Shadows fall across the Volkswagen and the cat leaves his refuge spot to trot inside. It's time for his meal and the woman will give him his usual if he saunters into the kitchen and calls. He sates his thirst at the fish bowl they leave for his convenience. Bored, black sinew stretches, flexes and leaps onto the table.
Pastels litter its top. Pristine paper, white as snow, lies in wait. The old man's keen eyes look at the girl seated across him, his flesh and blood, how can he reduce to paper that olive skin, soulful eyes, even that broken nose which she inherited from him. So my father the artist sketches me.
Day turns to dusk and the cat listens knowingly, looks intently. Mournful strains of the cello fill the air. My father is playing "The Moon Over the Ruined Castle". We sit around and tell stories of the past, a forgotten era of pig-rearing relatives, rural landscapes, and a unique teardrop-shaped rice-cake which no-one else know how to make save my grandmother.
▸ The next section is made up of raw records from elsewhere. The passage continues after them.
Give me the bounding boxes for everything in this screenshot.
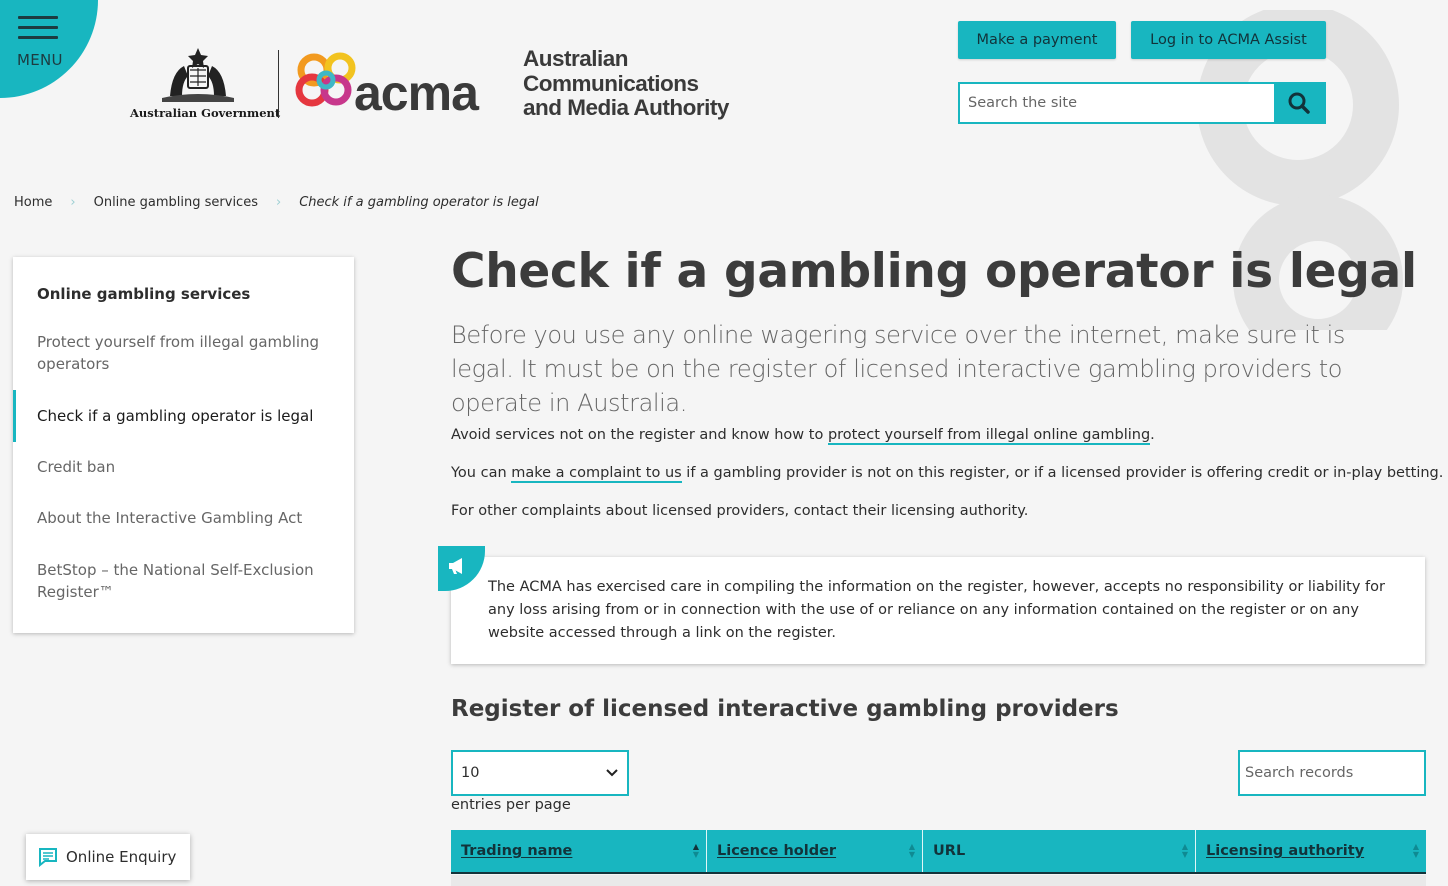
site-search [958,82,1326,124]
breadcrumb: Home › Online gambling services › Check … [14,195,539,210]
register-table-header: Trading name ▲ ▼ Licence holder ▲ ▼ URL ▲ ▼… [451,830,1426,874]
sort-icon: ▲ ▼ [1412,842,1419,859]
paragraph-other-complaints: For other complaints about licensed prov… [451,503,1029,519]
column-licence-holder[interactable]: Licence holder ▲ ▼ [707,830,923,872]
table-row [451,875,1426,886]
protect-yourself-link[interactable]: protect yourself from illegal online gam… [827,427,1151,445]
hamburger-icon [18,16,58,46]
sidebar-nav: Online gambling services Protect yoursel… [13,257,354,633]
acma-wordmark: acma [354,65,479,121]
make-payment-button[interactable]: Make a payment [958,21,1116,59]
gov-label: Australian Government [130,106,281,120]
entries-per-page-label: entries per page [451,797,571,813]
breadcrumb-online-gambling[interactable]: Online gambling services [94,195,258,210]
sidebar-item-credit-ban[interactable]: Credit ban [37,456,337,478]
text: if a gambling provider is not on this re… [681,465,1444,481]
australian-government-logo[interactable]: Australian Government [130,46,281,120]
column-label: Licence holder [717,843,837,859]
logo-divider [278,50,279,118]
text: You can [451,465,512,481]
menu-label: MENU [17,51,63,69]
sidebar-item-protect-yourself[interactable]: Protect yourself from illegal gambling o… [37,331,337,375]
column-label: Trading name [461,843,573,859]
sort-icon: ▲ ▼ [692,842,699,859]
text: . [1150,427,1155,443]
search-icon [1288,92,1310,114]
online-enquiry-button[interactable]: Online Enquiry [26,834,190,880]
sidebar-heading[interactable]: Online gambling services [37,285,250,303]
authority-name-line: Australian [523,46,629,71]
menu-button[interactable]: MENU [0,0,98,98]
sidebar-active-indicator [13,390,16,442]
login-acma-assist-button[interactable]: Log in to ACMA Assist [1131,21,1326,59]
online-enquiry-label: Online Enquiry [66,848,177,866]
sidebar-item-betstop[interactable]: BetStop – the National Self-Exclusion Re… [37,559,337,603]
chevron-right-icon: › [275,195,282,210]
lead-paragraph: Before you use any online wagering servi… [451,321,1346,417]
chevron-down-icon [606,769,618,777]
authority-name-line: and Media Authority [523,95,729,120]
sort-icon: ▲ ▼ [908,842,915,859]
sidebar-item-check-operator[interactable]: Check if a gambling operator is legal [37,405,337,427]
site-search-button[interactable] [1274,84,1324,122]
column-label: Licensing authority [1206,843,1365,859]
register-heading: Register of licensed interactive gamblin… [451,696,1119,722]
disclaimer-text: The ACMA has exercised care in compiling… [488,579,1385,641]
make-complaint-link[interactable]: make a complaint to us [511,465,682,483]
breadcrumb-home[interactable]: Home [14,195,52,210]
sidebar-item-interactive-gambling-act[interactable]: About the Interactive Gambling Act [37,507,337,529]
column-label: URL [933,843,966,859]
entries-per-page-select[interactable]: 10 [451,750,629,796]
page-title: Check if a gambling operator is legal [451,244,1417,299]
column-trading-name[interactable]: Trading name ▲ ▼ [451,830,707,872]
records-search-input[interactable] [1240,752,1424,794]
sort-icon: ▲ ▼ [1181,842,1188,859]
paragraph-avoid-services: Avoid services not on the register and k… [451,427,1155,445]
megaphone-icon [449,558,462,574]
column-licensing-authority[interactable]: Licensing authority ▲ ▼ [1196,830,1426,872]
site-search-input[interactable] [960,84,1274,122]
text: Avoid services not on the register and k… [451,427,828,443]
entries-value: 10 [461,765,480,781]
records-search [1238,750,1426,796]
authority-name: Australian Communications and Media Auth… [523,46,729,121]
column-url[interactable]: URL ▲ ▼ [923,830,1196,872]
authority-name-line: Communications [523,70,699,96]
disclaimer-notice: The ACMA has exercised care in compiling… [451,557,1425,664]
coat-of-arms-icon [162,48,234,102]
paragraph-complaint: You can make a complaint to us if a gamb… [451,465,1444,483]
chevron-right-icon: › [70,195,76,210]
breadcrumb-current: Check if a gambling operator is legal [299,195,539,210]
chat-icon [39,848,57,867]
Dusk brings swarms of mosquitoes which we alternately swat and ignore. Night falls and I'm lulled by the sounds of traffic, crickets, and the familiar noises of the boy-turned-man next door; twenty years later these noises seem unaltered, as though i've never left.
Soon, sunrise will break through the wooden slats. What will tomorrow bring? My mother's relatives may visit and father has promised to take me to an art shop. I'm waiting. Wishing. Missing. This land, these memories, you can never leave it far behind.